For SPLICED alignment, the default value is e + t * ln(100),
where t is a scale factor that is written in the lastal
header. This roughly means that, for every alignment it
writes, it has considered alternative alignments with
one-hundredth the probability. Alignments with score just
above INT will not necessarily get high mismap probabilities.
-n, --no-split
Do probability calculations as usual, but write the
*original* alignments, annotated with "p" lines and mismap
probabilities. Note that the mismap and score limits still
apply.
-b, --bytes=B
Skip any query sequence that would require more than B bytes
of memory to process. (This only limits the size of some
core data-structures: the total memory use will be greater.)
A warning is written for each skipped sequence. You can use
suffixes such as K (KibiBytes), M (MebiBytes), G (GibiBytes),
T (TebiBytes), e.g. -b20G.
-v, --verbose
Show progress information on the screen.
-V, --version
Show version information and exit.
Details
-------
* The input must be in MAF format, and it must include header lines
(of the kind produced by lastal) describing the alignment score
parameters.
* The program reads one batch of alignments at a time (by looking for
lines starting with "# batch"). If the batches are huge
(e.g. because there are no lines starting with "# batch"), it might
need too much memory.
* lastal can optionally write "p" lines, indicating the probability
that each base is misaligned due to wrong gap placement.
last-split, on the other hand, writes "p" lines indicating the
probability that each base is aligned to the wrong genomic locus.
You can combine both sources of error (roughly) by taking the
maximum of the two error probabilities for each base.

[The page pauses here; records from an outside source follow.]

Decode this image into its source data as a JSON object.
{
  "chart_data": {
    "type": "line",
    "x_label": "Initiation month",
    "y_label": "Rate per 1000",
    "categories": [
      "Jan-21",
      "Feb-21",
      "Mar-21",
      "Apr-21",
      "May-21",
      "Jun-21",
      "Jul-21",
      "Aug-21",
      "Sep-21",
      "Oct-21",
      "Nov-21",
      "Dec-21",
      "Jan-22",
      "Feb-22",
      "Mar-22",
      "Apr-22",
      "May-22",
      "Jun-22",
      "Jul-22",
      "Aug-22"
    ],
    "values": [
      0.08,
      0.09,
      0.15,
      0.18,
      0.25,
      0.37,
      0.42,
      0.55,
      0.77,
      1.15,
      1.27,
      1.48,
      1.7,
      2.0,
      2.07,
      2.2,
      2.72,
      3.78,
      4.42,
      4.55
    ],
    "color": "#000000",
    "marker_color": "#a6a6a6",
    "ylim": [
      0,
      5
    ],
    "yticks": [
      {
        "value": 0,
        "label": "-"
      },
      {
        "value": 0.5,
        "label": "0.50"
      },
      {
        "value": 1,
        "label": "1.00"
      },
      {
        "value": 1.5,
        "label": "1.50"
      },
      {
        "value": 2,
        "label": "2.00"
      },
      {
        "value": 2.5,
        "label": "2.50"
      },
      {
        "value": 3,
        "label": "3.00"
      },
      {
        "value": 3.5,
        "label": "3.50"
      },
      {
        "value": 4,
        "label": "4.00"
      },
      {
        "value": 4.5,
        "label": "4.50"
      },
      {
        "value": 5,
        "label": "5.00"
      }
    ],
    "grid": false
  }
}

The following points matter only if you are doing something unusual
(e.g. bisulfite alignment):
* If the header has more than one score matrix, last-split will use
the first one.
* It assumes this score matrix applies to all alignments, when the
alignments are oriented to use the forward strand of the query.
last-split8
-----------
last-split8 is almost identical to last-split. The only difference is
the -g option: last-split can only read the output of lastdb, whereas
last-split8 can only read the output of `lastdb8 <lastdb.html>`_.
Limitations
-----------
last-split does not support:
* Generalized affine gap costs.
To do
-----
* An option to specify splice signals and their strengths.